Source: T. R. Nash, Collections for a History of Worcestershire (1783)

=== MPs 1660–1832 ===

| Election | First member |  | First party | Second member |  | Second party |
| 1660 |  | Henry Bromley |  |  | John Talbot |  |
| 1661 |  | Sir John Pakington, 2nd Bt | Royalist |  | Samuel Sandys |  |
| 1679 |  | Thomas Foley |  |
| 1681 |  | Bridges Nanfan |  |
| 1685 |  | Sir John Pakington, 3rd Bt | Tory |  | James Pytts |  |
| 1689 |  | Sir James Rushout, Bt |  |  | Thomas Foley |  |
| 1690 |  | Sir John Pakington, 4th Bt | Tory |
| 1695 |  | Edwin Sandys |  |
| 1698 |  | Sir John Pakington, 4th Bt | Tory |  | William Walsh |  |
| 1701 |  | William Bromley | Whig |
| 1702 |  | William Walsh |  |
| 1705 |  | William Bromley | Whig |
| 1707 |  | Sir Thomas Winford, Bt |  |
| 1710 |  | Samuel Pytts |  |
| 1715 |  | Thomas Vernon |  |
| 1720 |  | Sir Thomas Lyttelton, Bt |  |
| 1727 |  | Sir Herbert Pakington, Bt | Tory |
| 1734 |  | Edmund Lechmere | Tory |
| 1741 |  | Edmund Pytts (I) | Tory |
| 1747 |  | Viscount Deerhurst |  |
| 1751 by-election |  | John Bulkeley Coventry |  |
| 1753 by-election |  | Edmund Pytts (II) | Tory |
| 1761 |  | John Ward |  |  | William Dowdeswell | Whig |
| 1774 |  | Edward Foley |  |
| 1775 by-election |  | William Lygon |  |
| 1803 by-election |  | John Ward | Tory |
| 1806 by-election |  | William Lygon |  |
| 1806 |  | William Lyttelton |  |
| 1816 by-election |  | Henry Lygon |  |
| 1820 |  | Sir Thomas Winnington, Bt |  |
| 1830 |  | Thomas Foley | Whig |
| 1831 |  | Frederick Spencer | Whig |
| 1832 | constituency divided.

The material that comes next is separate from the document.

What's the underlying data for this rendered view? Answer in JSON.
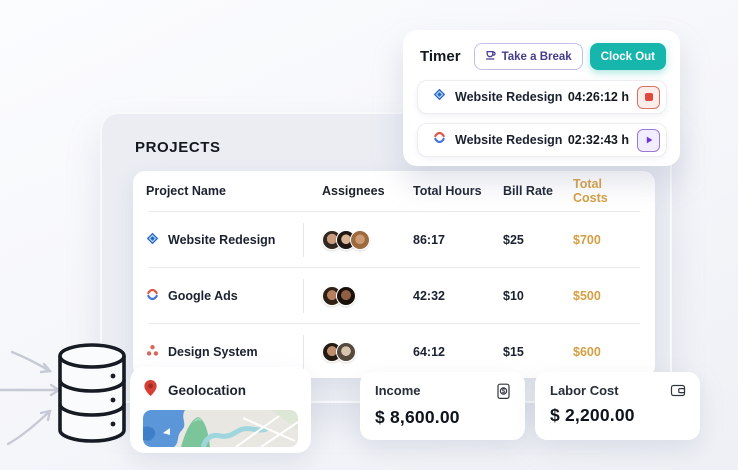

See Worcestershire Eastern and Worcestershire Western |  |  |  |  |  |

==Elections==

The county franchise, from 1430, was held by the owners of freehold land valued at 40 shillings or more. Each voter had as many votes as there were seats to be filled. Votes had to be cast by a spoken declaration, in public, at the hustings, which took place in the county town of Worcester. The expense and difficulty of voting at only one location in the county, together with the lack of a secret ballot contributed to the corruption and intimidation of voters, which was widespread in the unreformed British political system.

The expense, to candidates, of contested elections encouraged the leading families of the county to agree on the candidates to be returned unopposed whenever possible. Contested county elections were therefore unusual.